Je soupire et me dis que le manque de sommeil ne me réussit pas. Je regarde l’heure et me rends compte que la matinée est déjà presque terminée. Il faut que je rentre. Je me retiens de dire à haute voix “au revoir” à Valérie mais le pense fortement et retourne lentement à ma voiture en lisant les noms des défunts et surtout en faisant le calcul de leur âge au moment de leur décès. Je me fais la réflexion qu’elle est vraiment partie trop tôt par rapport à toutes ces personnes qui ont eu le temps de vraiment expérimenter avant de mourir. Cela me ramène aussi à ma propre vie et je me dis qu’il faut profiter de chaque instant car il se pourrait que ce soit le dernier.
Une fois assis dans mon véhicule, je sors mon téléphone de ma poche et constate que c’est Oriane qui m’a envoyé un message. Est-ce qu’elle veut déjà qu’on se revoie ? Je l’ouvre et déchante rapidement.
— Tout a été un peu trop vite, ce matin… J’espère que tu es bien rentré. Je voulais te remercier pour cette nuit. J’ai adoré cette bulle dans laquelle tu m’as enfermée, j’aurais aimé que les choses soient différentes, malheureusement le retour à la vraie vie est inévitable. Je te souhaite de trouver quelqu’un qui pourra te donner tout ce que tu mérites, et toi et moi savons que je ne suis pas cette personne. Prends soin de toi, beau Lord.
Je soupire car ce message ressemble à un adieu. Le retour à la vraie vie dont elle parle ne m’intéresse pas.
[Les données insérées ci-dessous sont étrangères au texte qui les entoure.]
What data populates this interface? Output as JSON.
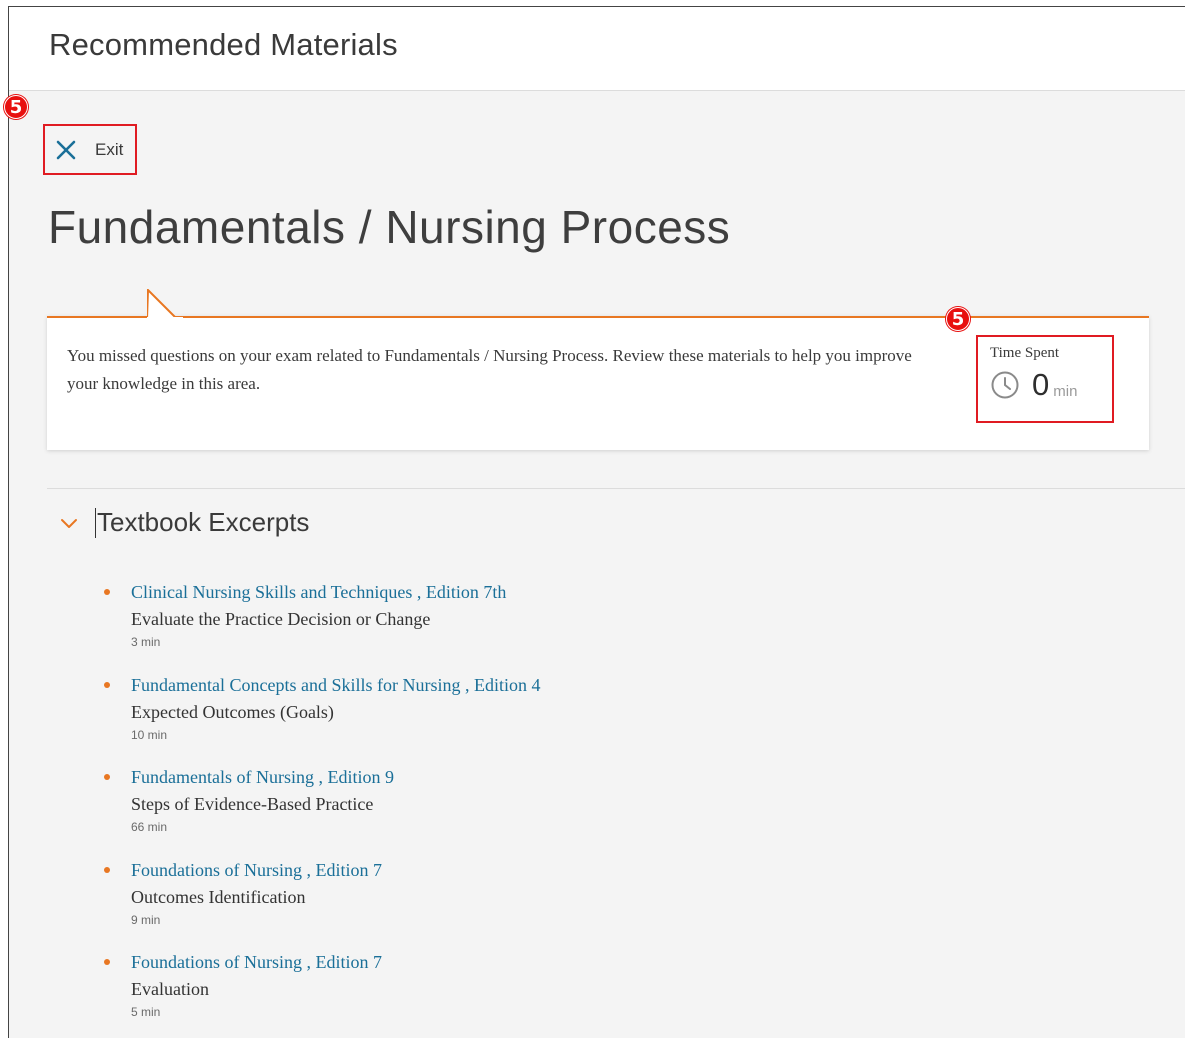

De toute façon, moi, je parle à des tombes, alors, qu’est-ce que je peux bien mériter ? Une infirmière dans un hôpital psychiatrique ? Un médecin dans une maison de repos ? J’hésite un instant mais me dis que je lui dois bien une réponse.
— Tout a été vite, mais j’ai l’impression que ça a duré une éternité tellement c’était intense. Je ne regrette aucune des secondes passées en ta compagnie, elles ont toutes été plus magiques les unes que les autres. Dommage que la bulle ait éclaté, j’y serais bien resté pour ne jamais en sortir. La vraie vie est là, comme tu dis. Et sache que personne ne sait ce que le futur nous réserve. Demain, on peut ne plus exister. En attendant, dans cette vie ou dans une autre, j’espère qu’on pourra se retrouver. Je ne serais pas contre un “encore une fois” et peut-être même à plus. A bientôt, j’espère.
Je sais que ce n’est pas le genre de réponse que j’aurais dû faire. J’aurais dû accepter son adieu et la laisser tranquille, mais je n’arrive pas à m’y résoudre. Et je pense que je ne lui mets pas la pression non plus. J’ai juste exprimé ce que je ressentais, sans faire de fausses promesses mais sans non plus m’effacer. Je crois que je vais laisser le temps faire son travail et je suis prêt à accepter tout ce que le destin m’apportera. Un jour à la fois, je pense que j’ai trouvé ma nouvelle philosophie.